I run a marathon tomorrow. I know it’s going to hurt, but I’m not worried. If there’s one thing my Midwestern background taught me, it’s how to suffer. I grew up enduring 100 degree summers with humidity and mosquitoes, followed by bone-chilling winters with blizzards that just won’t quit. I cheered for sports teams that will never win a championship. I voted for candidates in a massive minority. I wore pants knowing the cuffs would get dirty and gross from snow piles, and I straightened my hair knowing full well it would frizz in 10 minutes. I knew my options, I weighed the odds, and then I sucked it up and lived with my choice.

I shook my Minnesotan accent not long after moving, but I’ve clung to my martyrdom for dear life. This has served me well with running.

Simply put, I run well because I suffer well.

Suffering is part of everyone’s life, regardless of how glass-half-full you insist on being. But even a crabby pragmatist like myself can acknowledge that if nothing else, suffering toughens you up. Here is a non-comprehensive list of other things I’ve endured as training for this marathon, intentional or otherwise:

  • Glamorous running side effects like blisters and chafing
  • IT band pain, cured by the trusty RICE method
  • A bruised foot after forgetting I left my laptop in my bed and sending it flying whilst pulling the quilt to make the bed.
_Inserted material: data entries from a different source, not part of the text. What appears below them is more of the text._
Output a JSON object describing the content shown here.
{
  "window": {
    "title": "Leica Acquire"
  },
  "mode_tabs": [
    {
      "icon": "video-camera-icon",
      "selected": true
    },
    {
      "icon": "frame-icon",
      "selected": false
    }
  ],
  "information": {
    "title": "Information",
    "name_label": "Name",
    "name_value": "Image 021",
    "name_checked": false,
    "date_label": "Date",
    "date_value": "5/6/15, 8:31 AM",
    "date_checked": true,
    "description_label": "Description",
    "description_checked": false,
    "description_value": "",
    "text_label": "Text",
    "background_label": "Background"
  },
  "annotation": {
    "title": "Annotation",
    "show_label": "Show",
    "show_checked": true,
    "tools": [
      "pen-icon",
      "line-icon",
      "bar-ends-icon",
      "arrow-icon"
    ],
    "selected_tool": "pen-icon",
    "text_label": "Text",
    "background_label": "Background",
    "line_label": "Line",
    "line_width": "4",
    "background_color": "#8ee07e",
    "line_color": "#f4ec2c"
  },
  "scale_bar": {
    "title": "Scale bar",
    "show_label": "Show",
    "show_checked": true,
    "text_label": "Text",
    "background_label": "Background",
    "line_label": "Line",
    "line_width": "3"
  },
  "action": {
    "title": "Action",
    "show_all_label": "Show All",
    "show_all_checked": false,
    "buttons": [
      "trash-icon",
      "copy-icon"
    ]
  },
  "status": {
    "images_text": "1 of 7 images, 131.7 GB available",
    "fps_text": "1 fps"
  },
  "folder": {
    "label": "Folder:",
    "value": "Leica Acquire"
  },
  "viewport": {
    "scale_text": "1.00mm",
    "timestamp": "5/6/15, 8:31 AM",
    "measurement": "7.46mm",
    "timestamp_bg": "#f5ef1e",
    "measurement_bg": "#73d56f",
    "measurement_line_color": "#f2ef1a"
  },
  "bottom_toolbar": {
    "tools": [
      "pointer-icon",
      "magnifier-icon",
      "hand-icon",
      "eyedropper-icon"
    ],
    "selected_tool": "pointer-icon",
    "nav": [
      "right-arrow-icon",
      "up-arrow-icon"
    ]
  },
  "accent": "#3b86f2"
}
Fortunately nothing on my computer or  foot was broken! (just sore and ugly for a few weeks)
  • A lackluster social life caused by 5:00 a.m. weekend wake-up calls
  • Being jumped on by more than one dog whose owners refuse to believe that leash requirements apply to them
  • Jet lag on multiple occasions
  • Overly crowded MAX trains that result in touching people I wouldn’t normally touch
  • A mind-numbingly boring accounting class
  • Finding a coupon for a free burrito after it had expired
  • The first few weeks of a not-mandatory-but-you-reallllllllly-ought-to-participate work sponsored Bachelorette bracket contest
  • Putting my things in boxes and then taking them back out of boxes (twice)
  • Discovering the intense array of ways I can break my own heart
  • That weird stray hair that auto-generates on your chin once you turn 30
  • Accidentally farting during yoga in a class with no music
  • Finding cat puke on the carpet mere inches away from where the tile floor starts
  • Making eye contact with the bus driver who saw me running, but still drove away

Equal tragedies, every last one. Each left its own lessons and scars and calluses, making me better equipped for the next. Training, in all its forms, made me tougher. Now I’m ready. I’ve done the work, and I’m ready to enjoy the celebration of the marathon. I’m ready for the music and the signs and cheering. I’m ready for the adrenaline. I’m ready for the finish line. I’m ready for the medal.

Just like everyone else at the start line tomorrow, I lived through 100% of the things I faced this training period. After all that, what’s 26.2 more?